Dans une interview accordée à la chaîne Sen TV le 7 juillet, il affirmait par exemple que c’était Macky Sall qui avait sollicité l’émir du Qatar pour accueillir Karim Wade, et non l’inverse. Des propos qui ont fait bondir l’entourage présidentiel, lequel a immédiatement démenti cette version des faits.
« Nous rendrons coup pour coup, menace un proche du chef de l’État. Nous en savons beaucoup plus sur lui qu’il ne le pense et nous n’hésiterons pas à sortir certains dossiers. »
Il ne reste plus qu’à attendre le 30 juillet
Entre les deux camps, la bataille des législatives, dernier test électoral avant la présidentielle de 2019, s’annonce donc rugueuse.

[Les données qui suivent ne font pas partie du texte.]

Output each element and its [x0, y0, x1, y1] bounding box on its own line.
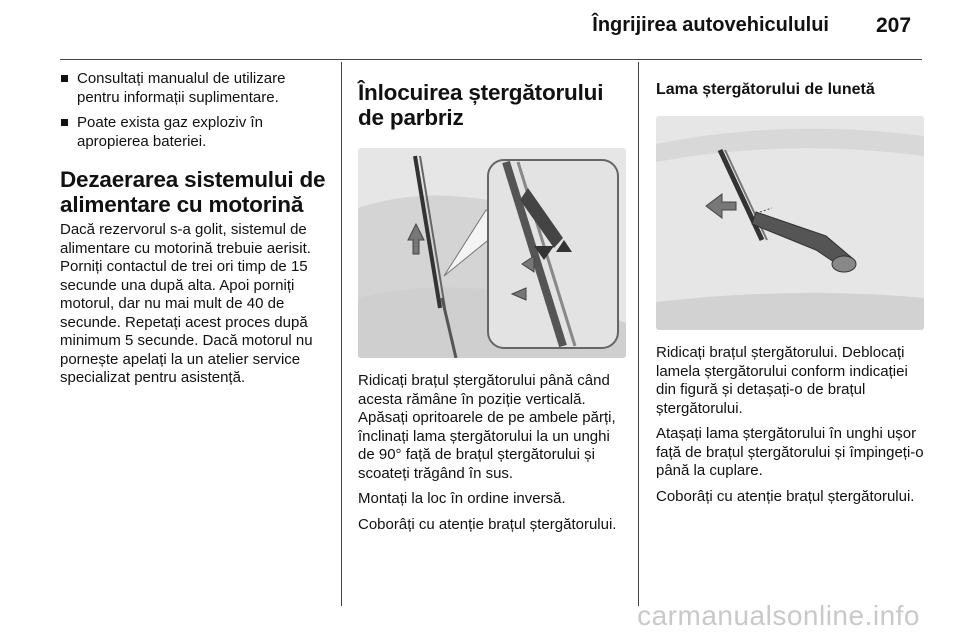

Après s’être installé avec son épouse dans la villa cossue de son ancien ministre des Affaires étrangères Madické Niang dans un quartier chic de la capitale, l’ancien président a entamé sa campagne par un déplacement à Touba, la ville sainte de l’influente confrérie mouride.
Une fois les législatives passées, nul ne sait en revanche ce qu’a prévu « Gorgui ». Si son entourage assure qu’il laissera son siège de député à son suppléant, le vieux lion n’a visiblement pas l’intention d’arrêter de rugir pour autant.
Pas de deuxième vie pour « Gorgui »
Contrairement à Abdoulaye Wade, qui demeure le numéro un du PDS depuis qu’il a quitté le pouvoir en 2012, ses deux prédécesseurs, Léopold Sédar Senghor et Abdou Diouf, s’étaient tous deux reconvertis à l’issue de leurs mandats.
Après avoir démissionné en 1980 après vingt ans de présidence, le « poète-président » est devenu le premier Africain à siéger à l’Académie française, à partir de 1983.
Il consacra la fin de sa vie à l’écriture, jusqu’à son décès en Normandie en 2001. Quant à Abdou Diouf, chef de l’État de 1981 à 2000, il a ensuite été pendant douze ans le secrétaire général de l’Organisation internationale de la francophonie (OIF).
Il a également profité de sa retraite politique pour publier ses Mémoires, en 2014.